Aerial shot of Passaic River Institute.

The Passaic River Basin

The Passaic River basin shows remarkable diversity for its moderate size, containing some of the most pristine, environmentally important lands in New Jersey (that is, the drinking water watersheds and reservoirs of the Highlands), several large exurban/suburban wetland complexes in south and eastern Morris County, as well as some of the most densely populated land in the nation with severe environmental contamination along the lower reaches of the River.

The Passaic River system’s drainage basin of covers approximately 2,400 km2 , (935 sq mi) of northern New Jersey, and Rockland and Orange counties in southern New York. The river system is characterized by a complex web of major and minor tributaries, draining much or part of eight New Jersey counties (about 10% of the state).

The Passaic River itself begins in ~80mi journey in Mendham, NJ in Morris County at an elevation of about 600 feet above sea level. Much of its headwaters watershed is preserved in Jockey Hollow National Historic Park and Great Swamp National Wildlife Refuge. Several small tributaries such as Black Brook, Great Brook, Loantaka Brook and Primrose Brook join the Passaic River as it flows south in this area before it exits the Swamp through the Millington Gorge, formed as the outlet of glacial-era Lake Passaic.

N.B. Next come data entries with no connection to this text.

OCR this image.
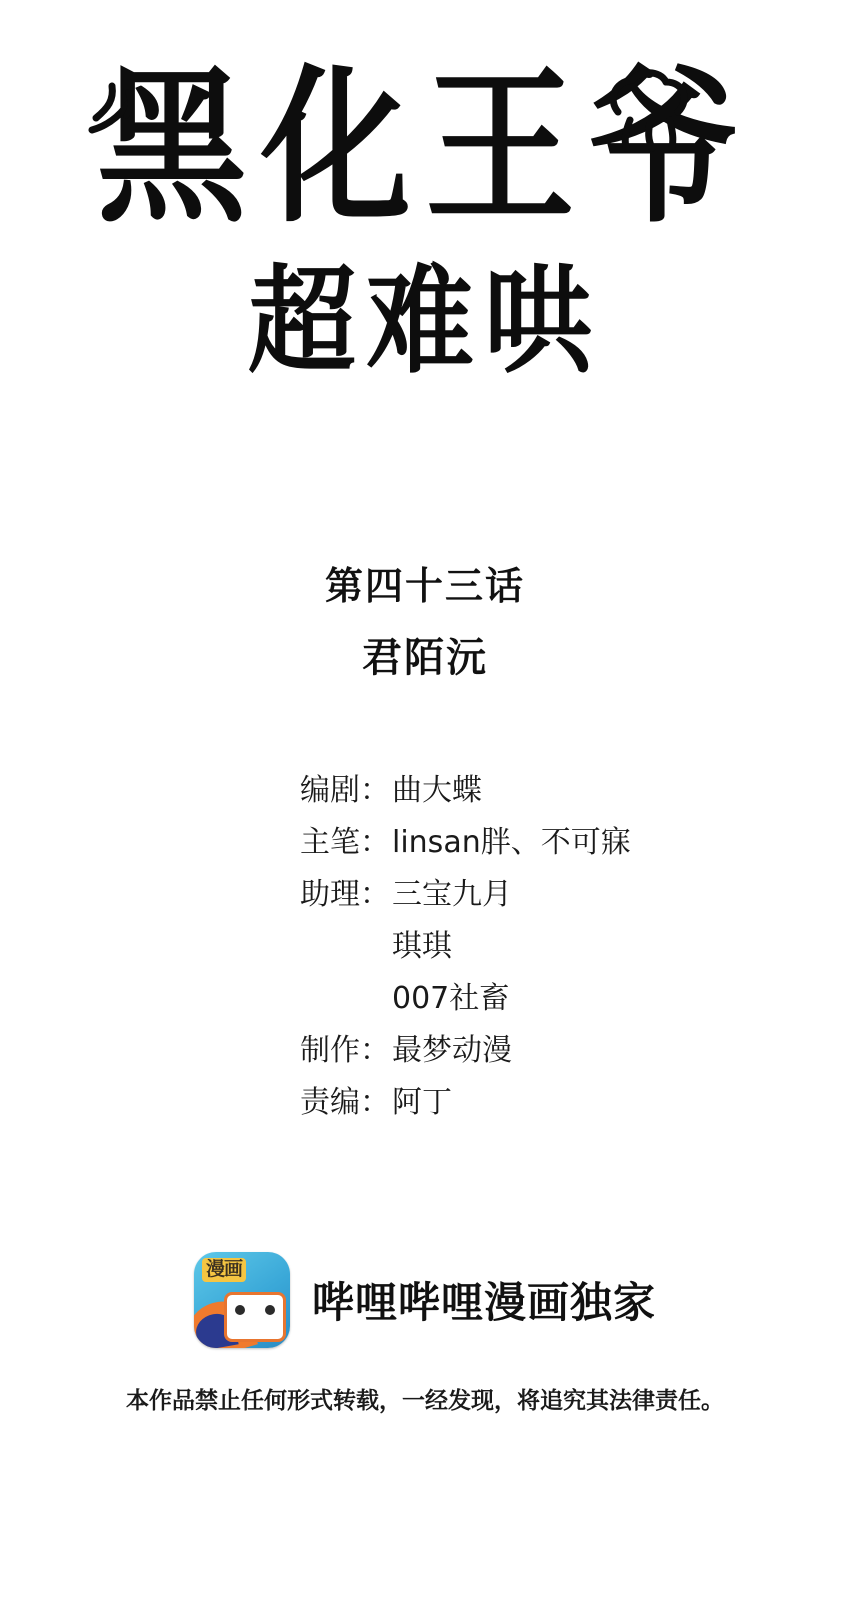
黑化王爷
超难哄
第四十三话
君陌沅
编剧： 曲大蝶
主笔： linsan胖、不可寐
助理： 三宝九月
琪琪
007社畜
制作： 最梦动漫
责编： 阿丁
漫画
哔哩哔哩漫画独家
本作品禁止任何形式转载，一经发现，将追究其法律责任。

Then the River turns toward the northeast and then due north, forming borders of Somerset, Morris, Union and Essex counties. A major tributary, the Rockaway River (supplemented by the Whippany River just upstream), joins the Passaic in East Hanover in the midst of the large wetland complex of Hatfield Swamp and Troy Meadows. The Passaic continues north through another large wetland complex, Great Piece Meadows, where it turns east. Shortly thereafter, the Passaic is joined by the Pompton River in Wayne in the “Two Bridges” area. Here, near the Passaic-Pompton confluence, the  North Jersey District Water Supply Commission withdraws from both rivers and pumps it to the Wanaque Reservoir.

The Pompton River boasts a large, important watershed itself, claiming the Ramapo, Pequannock and Wanaque Rivers as tributaries. The Pequannock and Wanaque Rivers, both originating in the near pristine Highlands, support several very large drinking water reservoirs that serve millions of people in northern New Jersey.

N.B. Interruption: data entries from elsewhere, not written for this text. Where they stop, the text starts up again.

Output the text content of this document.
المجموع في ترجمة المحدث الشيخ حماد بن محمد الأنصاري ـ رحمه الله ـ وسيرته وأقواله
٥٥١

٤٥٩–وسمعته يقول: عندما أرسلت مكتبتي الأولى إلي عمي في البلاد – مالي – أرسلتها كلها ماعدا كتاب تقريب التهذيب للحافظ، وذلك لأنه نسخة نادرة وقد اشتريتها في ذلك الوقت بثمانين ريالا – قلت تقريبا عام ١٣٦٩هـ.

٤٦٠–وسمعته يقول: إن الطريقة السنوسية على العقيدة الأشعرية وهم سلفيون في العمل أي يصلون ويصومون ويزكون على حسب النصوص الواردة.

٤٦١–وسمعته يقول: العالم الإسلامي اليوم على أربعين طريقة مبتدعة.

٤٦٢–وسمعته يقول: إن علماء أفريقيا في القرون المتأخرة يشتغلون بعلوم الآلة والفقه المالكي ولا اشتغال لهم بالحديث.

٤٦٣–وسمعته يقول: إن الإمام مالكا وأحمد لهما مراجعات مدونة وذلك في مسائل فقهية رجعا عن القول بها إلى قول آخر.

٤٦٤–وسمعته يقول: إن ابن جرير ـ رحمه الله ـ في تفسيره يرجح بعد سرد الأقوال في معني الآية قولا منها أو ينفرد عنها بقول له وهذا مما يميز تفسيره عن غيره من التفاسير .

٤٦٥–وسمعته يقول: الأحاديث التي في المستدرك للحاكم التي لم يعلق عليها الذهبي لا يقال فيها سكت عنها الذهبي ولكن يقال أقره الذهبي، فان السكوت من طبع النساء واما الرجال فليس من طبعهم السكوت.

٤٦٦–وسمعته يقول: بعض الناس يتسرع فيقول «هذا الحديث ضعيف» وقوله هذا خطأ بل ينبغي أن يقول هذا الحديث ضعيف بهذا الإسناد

After the confluence with the Pompton River, the Passaic adopts a distinctly urban character for the rest of its journey. The River flows through Little Falls, losing 40 feet in elevation in short order. Behind a dam just before the falls, the Passaic Valley Water Commission withdraws water for drinking purposes and operates a water treatment plant. Also at Little Falls, the United States Geological Survey has operated a stream flow gage since the early 1900s. Five miles further, the River encounters the Great Falls in Paterson, (second highest falls east of the Rockies) where it tumbles 70 feet over a rocky ledge and immediately makes two, sharp 90+ degree turns. It continues north, reversing itself southward at Hawthorne. Several minor tributaries such as Goffle Brook, Molly Ann Brook, Deepavaal Brook and Peckman River join the Passaic in this stretch.

The next major feature is Dundee Dam and Lake in Garfield, which was constructed to provide water to riverside industries. The dam also serves as a barrier to tidal flows from Newark Bay, keeping both contaminated sediments and anadromous fishes from moving any farther upstream.

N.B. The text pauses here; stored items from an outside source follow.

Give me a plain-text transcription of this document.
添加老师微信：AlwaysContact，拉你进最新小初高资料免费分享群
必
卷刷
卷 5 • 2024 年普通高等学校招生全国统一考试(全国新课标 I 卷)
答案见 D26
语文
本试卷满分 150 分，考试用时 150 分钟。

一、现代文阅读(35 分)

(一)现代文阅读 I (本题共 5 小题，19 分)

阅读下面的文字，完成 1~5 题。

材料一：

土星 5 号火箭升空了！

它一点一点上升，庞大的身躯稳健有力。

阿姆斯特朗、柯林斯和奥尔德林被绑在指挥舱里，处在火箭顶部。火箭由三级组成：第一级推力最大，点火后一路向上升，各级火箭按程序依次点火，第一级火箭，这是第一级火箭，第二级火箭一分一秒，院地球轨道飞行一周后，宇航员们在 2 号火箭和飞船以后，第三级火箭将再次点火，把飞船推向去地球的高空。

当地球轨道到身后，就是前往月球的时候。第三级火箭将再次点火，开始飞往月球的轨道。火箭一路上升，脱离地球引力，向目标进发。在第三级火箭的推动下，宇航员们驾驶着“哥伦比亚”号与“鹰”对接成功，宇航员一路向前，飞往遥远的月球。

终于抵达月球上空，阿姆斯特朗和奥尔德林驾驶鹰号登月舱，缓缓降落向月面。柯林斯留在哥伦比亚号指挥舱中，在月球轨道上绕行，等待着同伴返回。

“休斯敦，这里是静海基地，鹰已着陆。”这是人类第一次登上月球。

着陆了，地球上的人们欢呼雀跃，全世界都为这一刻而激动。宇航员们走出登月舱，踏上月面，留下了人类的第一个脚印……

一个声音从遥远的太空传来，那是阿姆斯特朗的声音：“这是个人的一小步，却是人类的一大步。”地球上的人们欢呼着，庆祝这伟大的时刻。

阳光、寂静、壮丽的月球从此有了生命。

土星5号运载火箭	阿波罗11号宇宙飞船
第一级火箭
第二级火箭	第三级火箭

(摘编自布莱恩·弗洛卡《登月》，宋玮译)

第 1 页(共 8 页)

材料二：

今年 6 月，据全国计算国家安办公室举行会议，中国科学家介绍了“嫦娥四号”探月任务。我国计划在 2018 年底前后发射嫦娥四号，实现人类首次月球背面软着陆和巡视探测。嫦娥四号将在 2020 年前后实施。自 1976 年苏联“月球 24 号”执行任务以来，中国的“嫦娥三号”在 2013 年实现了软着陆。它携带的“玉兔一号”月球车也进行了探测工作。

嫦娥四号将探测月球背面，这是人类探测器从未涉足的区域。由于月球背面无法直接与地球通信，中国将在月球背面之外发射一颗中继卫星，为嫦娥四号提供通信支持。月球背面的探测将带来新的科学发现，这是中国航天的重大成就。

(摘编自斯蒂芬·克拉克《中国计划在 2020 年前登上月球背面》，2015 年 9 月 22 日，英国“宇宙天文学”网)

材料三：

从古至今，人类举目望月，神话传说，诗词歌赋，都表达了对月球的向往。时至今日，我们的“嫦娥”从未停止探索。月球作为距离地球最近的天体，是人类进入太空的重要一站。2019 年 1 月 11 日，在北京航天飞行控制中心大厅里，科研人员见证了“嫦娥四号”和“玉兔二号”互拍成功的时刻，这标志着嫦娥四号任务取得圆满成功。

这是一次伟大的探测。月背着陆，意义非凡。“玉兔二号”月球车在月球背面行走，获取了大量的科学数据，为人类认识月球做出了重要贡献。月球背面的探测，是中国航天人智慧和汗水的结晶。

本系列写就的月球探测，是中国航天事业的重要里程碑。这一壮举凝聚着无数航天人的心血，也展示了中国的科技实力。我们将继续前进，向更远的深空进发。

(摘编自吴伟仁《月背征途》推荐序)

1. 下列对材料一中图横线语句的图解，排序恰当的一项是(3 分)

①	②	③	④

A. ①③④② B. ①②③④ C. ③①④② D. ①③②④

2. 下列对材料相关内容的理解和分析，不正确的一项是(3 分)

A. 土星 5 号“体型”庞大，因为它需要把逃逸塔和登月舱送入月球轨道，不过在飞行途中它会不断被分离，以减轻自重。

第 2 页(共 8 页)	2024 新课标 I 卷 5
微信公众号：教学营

Below the dam at Wallington, the Saddle River joins the Passaic, as do the First (now underground in culverts), Second and Third Rivers.

After flowing due south for several miles, the River turns east at Harrison, makes an S-curve, then turns south and unites with the Hackensack River as it completes the journey to Newark Bay.

The 17-mile, tidally influenced reach of the Passaic between Dundee Dam and Newark Bay contains highly contaminated sediments, most notably from dioxins discharged as a by-product from the manufacture of the herbicide Agent Orange in the 1960s at the Diamond Alkali plant in the Ironbound section of Newark. Recently, a consortium of state and federal agencies has actively begun actively pursuing remediation in this area.